Livré dans les temps début avril après douze mois de travaux, l’Atoll, 'éco-parc' commercial de 91.000m² conçu et réalisé par les équipes des architectes Antonio Virga et Vincent Parreira, relève un autre pari en conjuguant ampleur avec sobriété architecturale et finesse du détail. Un centre commercial de périphérie qui réinvente la typologie du genre et enchante l’entrée d’Angers (49).

Commerces et hôtels | Angers | AAVP Architecture

21 février 2012. Accompagnant les architectes Vincent Parreira et Antonio Virga, le Courrier arrive à Beaucouzé, juste à l’ouest d’Angers. D’un côté, une zone pavillonnaire ; de l’autre, une autoroute. Et la départementale, depuis laquelle l’enveloppe elliptique de l’Atoll, centre commercial HQE dédié à l’équipement et la décoration de la maison, apparaît sans tapage.

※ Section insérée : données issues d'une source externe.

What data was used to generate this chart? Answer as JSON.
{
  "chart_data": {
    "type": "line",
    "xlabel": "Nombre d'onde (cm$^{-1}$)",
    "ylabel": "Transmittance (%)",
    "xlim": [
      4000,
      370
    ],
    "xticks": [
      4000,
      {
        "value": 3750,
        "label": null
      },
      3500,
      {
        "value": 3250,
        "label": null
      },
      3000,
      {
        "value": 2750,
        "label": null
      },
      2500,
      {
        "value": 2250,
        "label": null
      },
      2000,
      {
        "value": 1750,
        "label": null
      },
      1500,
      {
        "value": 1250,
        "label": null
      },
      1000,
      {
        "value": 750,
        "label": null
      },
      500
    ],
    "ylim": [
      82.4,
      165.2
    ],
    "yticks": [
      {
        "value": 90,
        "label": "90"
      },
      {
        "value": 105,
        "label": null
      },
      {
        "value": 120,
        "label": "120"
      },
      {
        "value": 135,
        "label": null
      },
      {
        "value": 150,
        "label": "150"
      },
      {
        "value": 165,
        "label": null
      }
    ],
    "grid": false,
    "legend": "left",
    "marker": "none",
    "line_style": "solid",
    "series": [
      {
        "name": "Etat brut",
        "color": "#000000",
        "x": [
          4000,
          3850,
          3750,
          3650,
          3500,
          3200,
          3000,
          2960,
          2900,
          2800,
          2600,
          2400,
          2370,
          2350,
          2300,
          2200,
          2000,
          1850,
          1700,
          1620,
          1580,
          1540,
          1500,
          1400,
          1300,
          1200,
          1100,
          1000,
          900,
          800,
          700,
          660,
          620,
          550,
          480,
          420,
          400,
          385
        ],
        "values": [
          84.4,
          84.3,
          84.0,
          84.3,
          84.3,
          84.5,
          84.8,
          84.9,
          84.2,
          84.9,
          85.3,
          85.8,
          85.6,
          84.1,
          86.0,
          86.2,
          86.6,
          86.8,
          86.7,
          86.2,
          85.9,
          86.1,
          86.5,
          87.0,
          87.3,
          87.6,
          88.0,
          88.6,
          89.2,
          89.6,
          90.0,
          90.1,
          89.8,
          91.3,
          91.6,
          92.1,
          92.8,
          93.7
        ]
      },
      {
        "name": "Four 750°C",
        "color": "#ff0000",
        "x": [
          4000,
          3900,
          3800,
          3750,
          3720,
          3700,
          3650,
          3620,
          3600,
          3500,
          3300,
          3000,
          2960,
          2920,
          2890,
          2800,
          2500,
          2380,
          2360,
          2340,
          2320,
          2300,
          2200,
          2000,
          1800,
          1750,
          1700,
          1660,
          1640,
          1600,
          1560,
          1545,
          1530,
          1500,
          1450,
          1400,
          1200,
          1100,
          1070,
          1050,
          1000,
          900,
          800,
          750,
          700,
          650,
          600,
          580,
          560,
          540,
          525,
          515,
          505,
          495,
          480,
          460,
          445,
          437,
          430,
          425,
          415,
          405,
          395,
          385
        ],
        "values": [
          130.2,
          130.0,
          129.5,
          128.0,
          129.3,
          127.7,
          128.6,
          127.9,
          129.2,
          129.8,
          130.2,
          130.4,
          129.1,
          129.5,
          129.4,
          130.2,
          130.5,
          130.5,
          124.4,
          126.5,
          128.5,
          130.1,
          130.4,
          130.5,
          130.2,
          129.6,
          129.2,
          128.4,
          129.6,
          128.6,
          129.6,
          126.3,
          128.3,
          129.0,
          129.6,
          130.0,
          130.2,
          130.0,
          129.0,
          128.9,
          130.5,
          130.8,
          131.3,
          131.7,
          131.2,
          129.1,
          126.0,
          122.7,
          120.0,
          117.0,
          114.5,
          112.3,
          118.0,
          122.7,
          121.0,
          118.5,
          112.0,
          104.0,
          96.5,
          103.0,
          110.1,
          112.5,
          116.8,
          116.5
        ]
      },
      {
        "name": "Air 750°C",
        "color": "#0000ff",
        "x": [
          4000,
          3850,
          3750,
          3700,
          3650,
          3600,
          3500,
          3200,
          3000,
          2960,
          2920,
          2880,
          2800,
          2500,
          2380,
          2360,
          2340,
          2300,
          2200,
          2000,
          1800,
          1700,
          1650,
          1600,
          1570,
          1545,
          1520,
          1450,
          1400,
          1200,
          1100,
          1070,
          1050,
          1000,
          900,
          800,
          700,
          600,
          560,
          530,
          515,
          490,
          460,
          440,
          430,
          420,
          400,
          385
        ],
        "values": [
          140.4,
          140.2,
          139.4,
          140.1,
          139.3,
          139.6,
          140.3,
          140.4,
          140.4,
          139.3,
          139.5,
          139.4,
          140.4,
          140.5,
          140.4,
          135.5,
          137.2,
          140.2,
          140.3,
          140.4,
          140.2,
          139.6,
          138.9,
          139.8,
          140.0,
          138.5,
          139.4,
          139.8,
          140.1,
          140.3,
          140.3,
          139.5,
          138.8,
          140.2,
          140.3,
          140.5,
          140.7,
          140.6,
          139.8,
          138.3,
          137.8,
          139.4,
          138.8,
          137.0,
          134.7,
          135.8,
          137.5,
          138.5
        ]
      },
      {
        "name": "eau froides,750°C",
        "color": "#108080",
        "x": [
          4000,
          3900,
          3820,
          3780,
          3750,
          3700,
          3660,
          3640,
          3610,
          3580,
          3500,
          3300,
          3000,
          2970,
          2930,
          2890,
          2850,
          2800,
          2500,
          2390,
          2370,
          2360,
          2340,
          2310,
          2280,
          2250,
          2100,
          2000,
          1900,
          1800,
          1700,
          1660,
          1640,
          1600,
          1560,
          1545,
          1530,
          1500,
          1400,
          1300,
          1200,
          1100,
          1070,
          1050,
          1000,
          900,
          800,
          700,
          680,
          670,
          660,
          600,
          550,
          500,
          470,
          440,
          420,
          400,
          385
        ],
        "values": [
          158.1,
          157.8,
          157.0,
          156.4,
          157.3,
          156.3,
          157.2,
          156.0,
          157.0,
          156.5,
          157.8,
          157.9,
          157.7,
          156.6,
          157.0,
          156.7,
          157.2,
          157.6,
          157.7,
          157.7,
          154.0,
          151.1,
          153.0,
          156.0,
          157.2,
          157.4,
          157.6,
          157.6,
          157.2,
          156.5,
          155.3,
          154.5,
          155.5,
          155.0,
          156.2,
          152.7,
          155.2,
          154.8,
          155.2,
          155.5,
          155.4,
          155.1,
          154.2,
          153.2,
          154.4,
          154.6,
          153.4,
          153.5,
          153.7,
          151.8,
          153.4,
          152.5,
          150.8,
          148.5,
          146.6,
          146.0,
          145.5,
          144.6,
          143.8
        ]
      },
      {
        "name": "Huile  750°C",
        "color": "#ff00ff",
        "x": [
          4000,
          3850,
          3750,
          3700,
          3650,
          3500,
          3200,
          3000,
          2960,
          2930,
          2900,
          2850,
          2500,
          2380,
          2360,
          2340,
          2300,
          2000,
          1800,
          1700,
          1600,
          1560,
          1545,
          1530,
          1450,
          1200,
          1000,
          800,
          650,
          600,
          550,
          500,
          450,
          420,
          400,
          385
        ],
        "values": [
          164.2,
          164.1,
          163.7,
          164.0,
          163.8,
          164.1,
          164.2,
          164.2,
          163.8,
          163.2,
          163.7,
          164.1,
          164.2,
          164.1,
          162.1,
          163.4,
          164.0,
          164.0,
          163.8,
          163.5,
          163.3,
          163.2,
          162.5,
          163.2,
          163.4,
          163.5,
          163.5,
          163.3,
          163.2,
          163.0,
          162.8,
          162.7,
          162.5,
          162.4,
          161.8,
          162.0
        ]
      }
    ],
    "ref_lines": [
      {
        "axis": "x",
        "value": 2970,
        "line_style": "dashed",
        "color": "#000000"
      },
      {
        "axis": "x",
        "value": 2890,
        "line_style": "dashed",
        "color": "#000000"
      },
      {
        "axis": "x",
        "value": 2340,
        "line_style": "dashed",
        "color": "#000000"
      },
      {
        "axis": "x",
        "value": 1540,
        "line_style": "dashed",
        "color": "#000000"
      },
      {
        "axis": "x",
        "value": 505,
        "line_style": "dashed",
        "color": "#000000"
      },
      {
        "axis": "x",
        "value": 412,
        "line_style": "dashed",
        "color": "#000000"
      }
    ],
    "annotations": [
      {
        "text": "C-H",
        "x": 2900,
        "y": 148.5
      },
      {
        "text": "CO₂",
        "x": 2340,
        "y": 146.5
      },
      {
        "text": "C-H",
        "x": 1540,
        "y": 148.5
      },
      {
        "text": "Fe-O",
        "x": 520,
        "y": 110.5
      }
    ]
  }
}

Pourtant, le gigantisme est de mise : abritant 91.000m², dont 71.000m² de surface de vente pour plus d’une cinquantaine d’enseignes, l’Atoll forme le contre-point de la zone commerciale de Saint-Serge située au nord de la ville.

«Comment construire 90.000m² sans ostentation ?». Lauréats du concours en 2008, Antonio Virga et Vincent Parreira ont d’emblée le souci de conférer échelle appréhensible à l’ampleur, tout en préservant le contexte de l’Atoll. «Aimant travailler les limites», les architectes choisissent d’exploiter au maximum les vingt-trois hectares à leur disposition. D’où une ellipse inclinée adoptant la forme du terrain, «un voilage courbé sur les hanches du territoire, intervention contemporaine à la Christo dans le paysage», précise Vincent Parreira.

En résumé, l’émergence ne tient pas seulement au galbe d’une peau nacrée mais d’abord à un savant rapport entre hauteur et surface. C’est-à-dire à peine douze mètres de haut pour 91.000m² de plain-pied.

Partout, les ouvriers s’activent : d’autres chiffres témoignant de l’échelle. «Compter trois cents ouvriers sur le clos couvert et les aménagements extérieurs et cinq cents travaillant sur les aménagements intérieurs des commerces», précisent Antonio Virga et Vincent Parreira, en casques et bottes de chantier.

«Notre mission portait sur la création du bâtiment 'en blanc', c’est-à-dire de la structure et de l’enveloppe, ainsi que des aménagements extérieurs. A chaque enseigne d’aménager la surface intérieure qui lui est dévolue», expliquent-ils.

02(@LucBoegly).jpgAux architectes la coque donc. Issue d’une série de prototypes, «sachant que nous avons consacré trois mois à la dessiner», la robe comme le volume étonnent à défaut de détonner. 

D’aucuns y verront une tôle perforée de plus mais celle-là n’est pas tout à fait comme les autres.

D’abord, la précision d’un motif dégressif s’ajournant progressivement vers le haut et se déployant sur 1,5 kilomètres de linéaire réconcilie avec les résilles.

Un cache-misère de luxe. Façade principale de l’Atoll, la peau dentelée camoufle en effet la zone de déchargement des marchandises qui se déroule le long d’une voie de circulation entre l’enveloppe et le bâtiment. 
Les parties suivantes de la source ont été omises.